Jumat, 20 April 2012

Bank Dunia,Akar Permasalahan Komoditasi dan Komersialisasi Pendidikan


Secara filosofis pendidikan bertujuan untuk mendorong kebebasan pemikiran terhadap apa yang disebut sebagai kebenaran, berdimensi moral, dan mendorong seseorang untuk menemukan jati diri kemanusiaan. Pendidikan juga merupakan alat mobilisasi sosial bagi golongan miskin yang terpinggirkan, oleh karenanya pendidikan mempunyai peran penting dan menjadi salah satu kewajiban negara untuk memenuhinya. Hak warga negara untuk memperoleh pendidikan tersebut dijamin oleh Undang-Undang Dasar Tahun 1945 dalam pasal 31 ayat (4), yang mengharuskan negara memenuhi kewajiban untuk menjamin setiap warga negara mendapatkan pendidikan. Kewajiban tersebut diturunkan dalam kebijakan anggaran negara (APBN), dengan patokan 20 % dari total anggaran belanja negara harus dialokasikan untuk membiayai pendidikan dari tingkat dasar sampai pendidikan tinggi (Harmono, 2010).

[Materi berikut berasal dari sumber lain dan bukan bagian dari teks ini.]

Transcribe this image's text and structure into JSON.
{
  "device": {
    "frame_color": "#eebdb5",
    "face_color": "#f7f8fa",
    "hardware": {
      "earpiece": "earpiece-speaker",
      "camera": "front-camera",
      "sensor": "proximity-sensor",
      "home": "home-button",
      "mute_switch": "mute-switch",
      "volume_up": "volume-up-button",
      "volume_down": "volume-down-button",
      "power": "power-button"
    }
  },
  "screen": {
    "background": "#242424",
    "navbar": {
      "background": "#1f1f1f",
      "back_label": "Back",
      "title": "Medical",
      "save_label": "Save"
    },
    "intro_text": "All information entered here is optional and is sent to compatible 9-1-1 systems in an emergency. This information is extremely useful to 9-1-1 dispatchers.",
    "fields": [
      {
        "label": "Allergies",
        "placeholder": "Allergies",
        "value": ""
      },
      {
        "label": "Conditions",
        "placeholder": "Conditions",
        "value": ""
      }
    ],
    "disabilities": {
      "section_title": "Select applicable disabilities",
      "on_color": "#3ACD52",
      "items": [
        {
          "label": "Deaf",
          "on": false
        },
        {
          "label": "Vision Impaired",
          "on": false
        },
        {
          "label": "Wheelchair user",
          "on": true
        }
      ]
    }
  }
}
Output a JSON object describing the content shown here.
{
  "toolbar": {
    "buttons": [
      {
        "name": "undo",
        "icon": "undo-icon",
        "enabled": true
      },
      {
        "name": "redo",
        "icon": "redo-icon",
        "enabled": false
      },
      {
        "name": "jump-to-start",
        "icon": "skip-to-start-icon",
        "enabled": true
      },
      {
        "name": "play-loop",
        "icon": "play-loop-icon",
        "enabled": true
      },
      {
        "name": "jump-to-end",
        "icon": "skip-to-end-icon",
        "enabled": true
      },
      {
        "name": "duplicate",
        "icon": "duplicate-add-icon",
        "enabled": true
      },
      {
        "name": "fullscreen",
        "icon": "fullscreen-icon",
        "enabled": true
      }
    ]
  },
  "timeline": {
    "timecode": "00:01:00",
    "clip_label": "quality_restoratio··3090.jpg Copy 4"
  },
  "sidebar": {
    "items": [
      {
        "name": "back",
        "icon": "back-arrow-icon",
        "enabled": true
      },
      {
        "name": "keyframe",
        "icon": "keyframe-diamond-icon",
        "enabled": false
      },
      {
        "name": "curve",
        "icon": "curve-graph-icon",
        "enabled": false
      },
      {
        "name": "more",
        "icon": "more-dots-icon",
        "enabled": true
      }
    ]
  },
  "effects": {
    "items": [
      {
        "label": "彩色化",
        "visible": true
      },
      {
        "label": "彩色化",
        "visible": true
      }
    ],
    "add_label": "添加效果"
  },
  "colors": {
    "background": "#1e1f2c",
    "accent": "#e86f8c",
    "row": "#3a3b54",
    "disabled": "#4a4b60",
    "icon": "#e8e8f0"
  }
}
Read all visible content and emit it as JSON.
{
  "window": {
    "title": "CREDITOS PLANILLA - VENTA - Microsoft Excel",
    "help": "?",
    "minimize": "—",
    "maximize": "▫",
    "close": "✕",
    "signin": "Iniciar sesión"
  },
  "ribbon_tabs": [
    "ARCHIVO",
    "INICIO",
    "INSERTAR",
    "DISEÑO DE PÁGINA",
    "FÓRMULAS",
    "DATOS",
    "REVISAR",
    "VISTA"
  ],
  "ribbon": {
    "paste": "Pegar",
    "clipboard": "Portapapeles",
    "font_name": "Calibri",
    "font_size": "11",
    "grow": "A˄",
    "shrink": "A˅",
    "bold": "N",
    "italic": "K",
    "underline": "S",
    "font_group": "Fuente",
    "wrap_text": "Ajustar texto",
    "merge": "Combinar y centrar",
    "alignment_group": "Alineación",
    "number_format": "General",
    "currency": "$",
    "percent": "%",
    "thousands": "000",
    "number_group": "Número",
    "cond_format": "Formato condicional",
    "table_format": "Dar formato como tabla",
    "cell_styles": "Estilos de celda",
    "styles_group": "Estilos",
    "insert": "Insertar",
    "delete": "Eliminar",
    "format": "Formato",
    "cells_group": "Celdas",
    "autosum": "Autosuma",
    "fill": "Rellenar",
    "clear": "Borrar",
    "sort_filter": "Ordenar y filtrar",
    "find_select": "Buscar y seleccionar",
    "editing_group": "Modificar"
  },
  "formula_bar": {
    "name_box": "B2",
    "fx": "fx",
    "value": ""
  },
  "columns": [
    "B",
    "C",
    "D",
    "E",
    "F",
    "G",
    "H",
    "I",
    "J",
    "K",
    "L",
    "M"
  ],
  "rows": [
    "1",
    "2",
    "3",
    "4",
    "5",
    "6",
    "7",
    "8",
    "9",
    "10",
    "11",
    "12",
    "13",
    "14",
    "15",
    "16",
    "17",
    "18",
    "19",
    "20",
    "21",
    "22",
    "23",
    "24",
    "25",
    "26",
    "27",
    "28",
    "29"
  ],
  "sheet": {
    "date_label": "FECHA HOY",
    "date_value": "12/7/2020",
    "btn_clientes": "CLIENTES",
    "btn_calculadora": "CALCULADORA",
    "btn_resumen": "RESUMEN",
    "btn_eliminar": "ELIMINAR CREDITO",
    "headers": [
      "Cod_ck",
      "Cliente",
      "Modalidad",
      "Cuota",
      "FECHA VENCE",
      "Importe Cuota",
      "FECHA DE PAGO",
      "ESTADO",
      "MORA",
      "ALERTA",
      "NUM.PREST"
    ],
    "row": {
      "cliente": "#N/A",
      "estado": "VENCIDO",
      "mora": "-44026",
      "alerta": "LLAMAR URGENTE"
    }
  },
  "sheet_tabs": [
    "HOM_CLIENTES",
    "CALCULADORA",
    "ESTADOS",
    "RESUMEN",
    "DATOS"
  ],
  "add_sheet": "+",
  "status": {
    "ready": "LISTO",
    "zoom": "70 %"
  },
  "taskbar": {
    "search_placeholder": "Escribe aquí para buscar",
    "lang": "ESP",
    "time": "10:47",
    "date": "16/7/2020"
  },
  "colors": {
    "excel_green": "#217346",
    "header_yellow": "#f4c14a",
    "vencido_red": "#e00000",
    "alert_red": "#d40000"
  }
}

Kondisi pendidikan di Indonesia saat ini sangat jauh berbeda dari keadaan idealnya yang telah diamanatkan dalam Undang-Undang 1945 pasal 31, pemerintah membiarkan dan melepas tanggung jawab sebagai penjamin hak memperoleh pendidikan karena alasan sebagai berikut :
Konsesus Washington
Anjuran konsensus washington benar-benar dipatuhi oleh pemerintahan Indonesia seperti privatisasi, deregulasi, dan pengurangan subsidi. Akibatnya pengeluaran APBN untuk memenuhi kebutuhan sosial termasuk pendidikan dianaktirikan dibandingkan dengan alokasi untuk infrastruktur. Bentuk pelepasan tanggung jawab ini dapat dilihat dalam peraturan presiden Indonesia nomor 77 tahun 2007, tentang Daftar Bidang Usaha yang Tertutup dan Terbuka dengan Persyaratan di Bidang Penanaman Modal Usaha atau disebut BHP (Badan Hukum Pendidikan). Pada peraturan tersebut disebutkan bahwa pendidikan dasar, menengah, pendidikan tinggi dan pendidikan non formal dapat dimasuki oleh modal asing dengan batasan kepemilikan modal maksimal 49 % (sosiologi, 2011)
Bank Dunia
Laporan bank dunia yang berjudul Investing In Indonesia’s Education Allocation, Equity, and Efficiency of Public Expenditures menyebutkan dengan jelas mandat konstitusi untuk memenuhi 20 % anggaran pendidikan adalah tidak realistis dan problematis. Intervensi bank dunia pada pendidikan Indonesia dimulai ketika lembaga kreditor multilateral menyelenggarakan konfrensi tentang pendidikan tinggi di negara berkembang tahun 2000. Bertepatan dengan konfrensi tersebut bank dunia mengucurkan utang sebesar 114,54 juta Dolas AS kepada pemerintah Indonesia. Draft perjanjian utang antara bank dunia dan pemerintah Indonesia saat itu disebutkan dengan jelas bahwa salah satu indikator keberhasilan program tersebut adalah diloloskannya Undang-Undang tentang Badan Hukum Pendidikan (BHP) pada tahun 2010.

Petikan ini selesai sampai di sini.